Lo que el caso demuestra es la inhabilidad del sistema para enfrentar a un litigante con dinero, que puede disponer de una batería de abogados y asesores para cuestionar todo detalle y acudir en revisión de cada decisión. El caso de Fajardo fue un procedimiento penal, que se supone sea más rápido que lo civil porque envuelve derechos de acusados y víctimas. En la otra vertiente, la civil, la situación es aún más dramática, como hemos visto últimamente en el requerimiento de información que varios legisladores le hicieron a la privatizadora Luma Energy. Ya han pasado muchos meses desde que el Tribunal Superior de San Juan dictaminó la entrega de la información y, hasta la pasada semana, la empresa seguía manteniendo la Legislatura en la misma oscuridad en que nos tiene a todos. Fue al Apelativo varias veces, luego al Supremo, al Tribunal Federal y de vuelta al Superior, gastando millones de dólares del pueblo, todo para esconder información que, en su mayoría, todavía siguen escondiendo.
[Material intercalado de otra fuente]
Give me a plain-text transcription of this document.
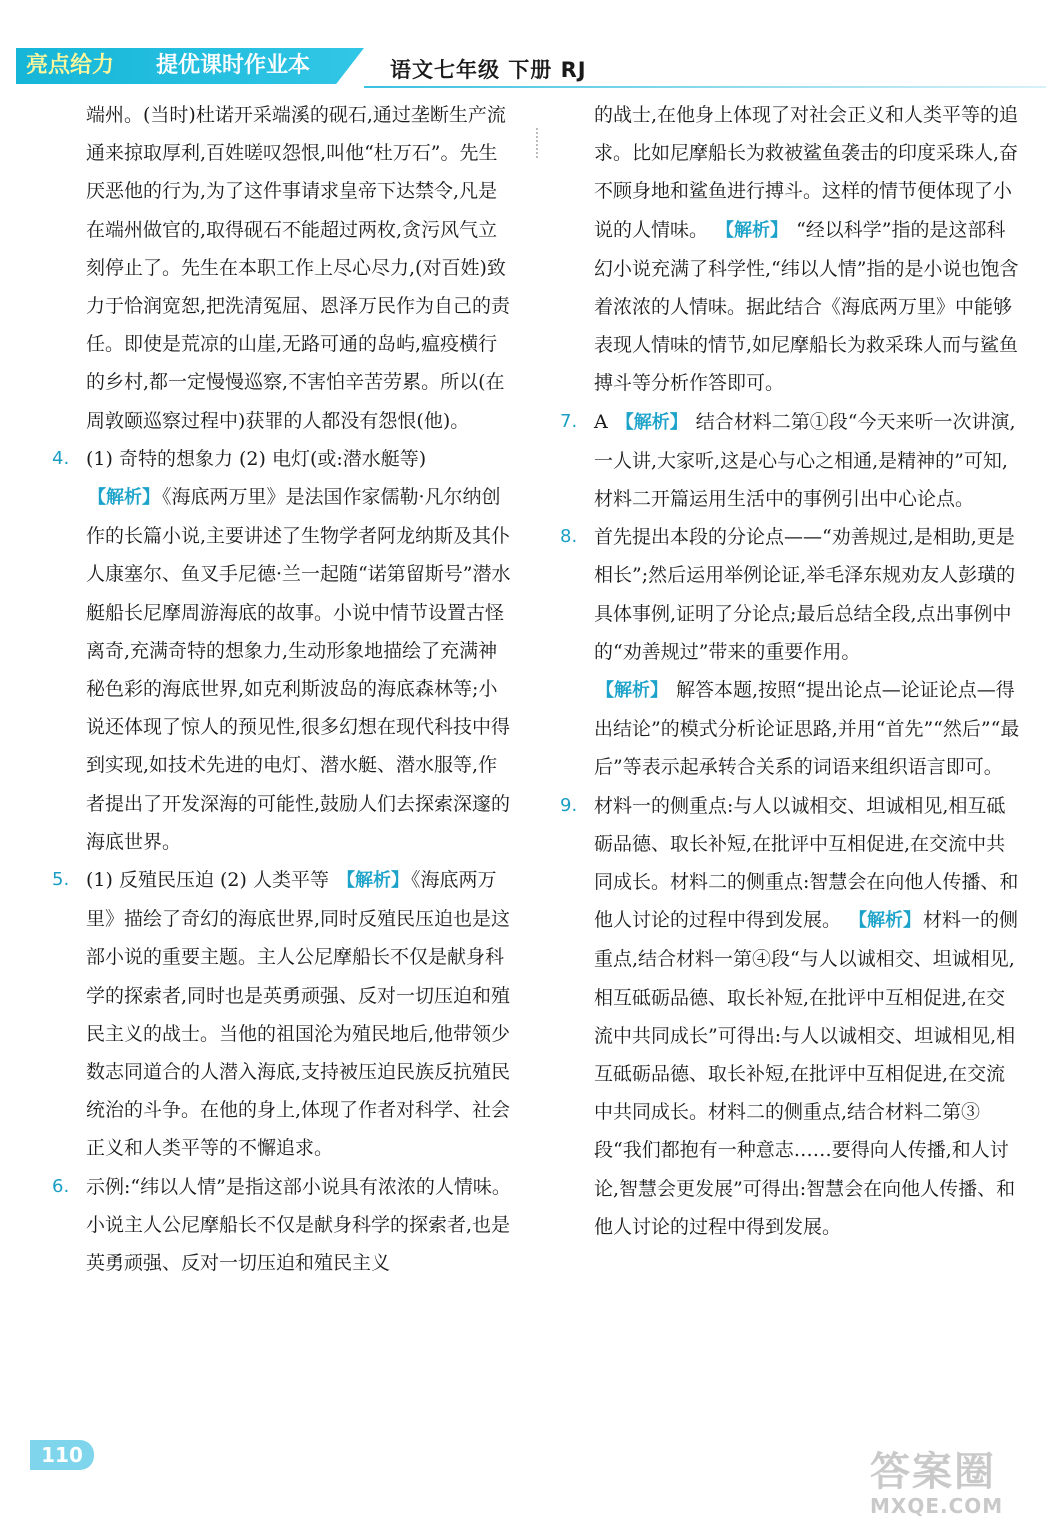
亮点给力 提优课时作业本	语文七年级 下册 RJ

端州。(当时)杜诺开采端溪的砚石,通过垄断生产流通来掠取厚利,百姓嗟叹怨恨,叫他“杜万石”。先生厌恶他的行为,为了这件事请求皇帝下达禁令,凡是在端州做官的,取得砚石不能超过两枚,贪污风气立刻停止了。先生在本职工作上尽心尽力,(对百姓)致力于恰润宽恕,把洗清冤屈、恩泽万民作为自己的责任。即使是荒凉的山崖,无路可通的岛屿,瘟疫横行的乡村,都一定慢慢巡察,不害怕辛苦劳累。所以(在周敦颐巡察过程中)获罪的人都没有怨恨(他)。

4. (1) 奇特的想象力 (2) 电灯(或:潜水艇等)
【解析】 《海底两万里》是法国作家儒勒·凡尔纳创作的长篇小说,主要讲述了生物学者阿龙纳斯及其仆人康塞尔、鱼叉手尼德·兰一起随“诺第留斯号”潜水艇船长尼摩周游海底的故事。小说中情节设置古怪离奇,充满奇特的想象力,生动形象地描绘了充满神秘色彩的海底世界,如克利斯波岛的海底森林等;小说还体现了惊人的预见性,很多幻想在现代科技中得到实现,如技术先进的电灯、潜水艇、潜水服等,作者提出了开发深海的可能性,鼓励人们去探索深邃的海底世界。

5. (1) 反殖民压迫 (2) 人类平等 【解析】 《海底两万里》描绘了奇幻的海底世界,同时反殖民压迫也是这部小说的重要主题。主人公尼摩船长不仅是献身科学的探索者,同时也是英勇顽强、反对一切压迫和殖民主义的战士。当他的祖国沦为殖民地后,他带领少数志同道合的人潜入海底,支持被压迫民族反抗殖民统治的斗争。在他的身上,体现了作者对科学、社会正义和人类平等的不懈追求。

6. 示例:“纬以人情”是指这部小说具有浓浓的人情味。小说主人公尼摩船长不仅是献身科学的探索者,也是英勇顽强、反对一切压迫和殖民主义

的战士,在他身上体现了对社会正义和人类平等的追求。比如尼摩船长为救被鲨鱼袭击的印度采珠人,奋不顾身地和鲨鱼进行搏斗。这样的情节便体现了小说的人情味。 【解析】 “经以科学”指的是这部科幻小说充满了科学性,“纬以人情”指的是小说也饱含着浓浓的人情味。据此结合《海底两万里》中能够表现人情味的情节,如尼摩船长为救采珠人而与鲨鱼搏斗等分析作答即可。

7. A 【解析】 结合材料二第①段“今天来听一次讲演,一人讲,大家听,这是心与心之相通,是精神的”可知,材料二开篇运用生活中的事例引出中心论点。

8. 首先提出本段的分论点——“劝善规过,是相助,更是相长”;然后运用举例论证,举毛泽东规劝友人彭璜的具体事例,证明了分论点;最后总结全段,点出事例中的“劝善规过”带来的重要作用。
【解析】 解答本题,按照“提出论点—论证论点—得出结论”的模式分析论证思路,并用“首先”“然后”“最后”等表示起承转合关系的词语来组织语言即可。

9. 材料一的侧重点:与人以诚相交、坦诚相见,相互砥砺品德、取长补短,在批评中互相促进,在交流中共同成长。材料二的侧重点:智慧会在向他人传播、和他人讨论的过程中得到发展。 【解析】 材料一的侧重点,结合材料一第④段“与人以诚相交、坦诚相见,相互砥砺品德、取长补短,在批评中互相促进,在交流中共同成长”可得出:与人以诚相交、坦诚相见,相互砥砺品德、取长补短,在批评中互相促进,在交流中共同成长。材料二的侧重点,结合材料二第③段“我们都抱有一种意志……要得向人传播,和人讨论,智慧会更发展”可得出:智慧会在向他人传播、和他人讨论的过程中得到发展。

110	答案圈
MXQE.COM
Esa permisividad judicial es lo que genera críticas. En el caso de Fajardo, el atraso benefició a un acusado con dinero, que disfrutó de dos años de libertad tras cometer un cruel asesinato. Sin embargo, como vimos al principio, ese imputado no fue el único beneficiado. El atraso aumentó la notoriedad del pleito, convirtiéndolo en drama, y la escena final le sirvió de escondite a quienes días antes habían traicionado el futuro de Puerto Rico.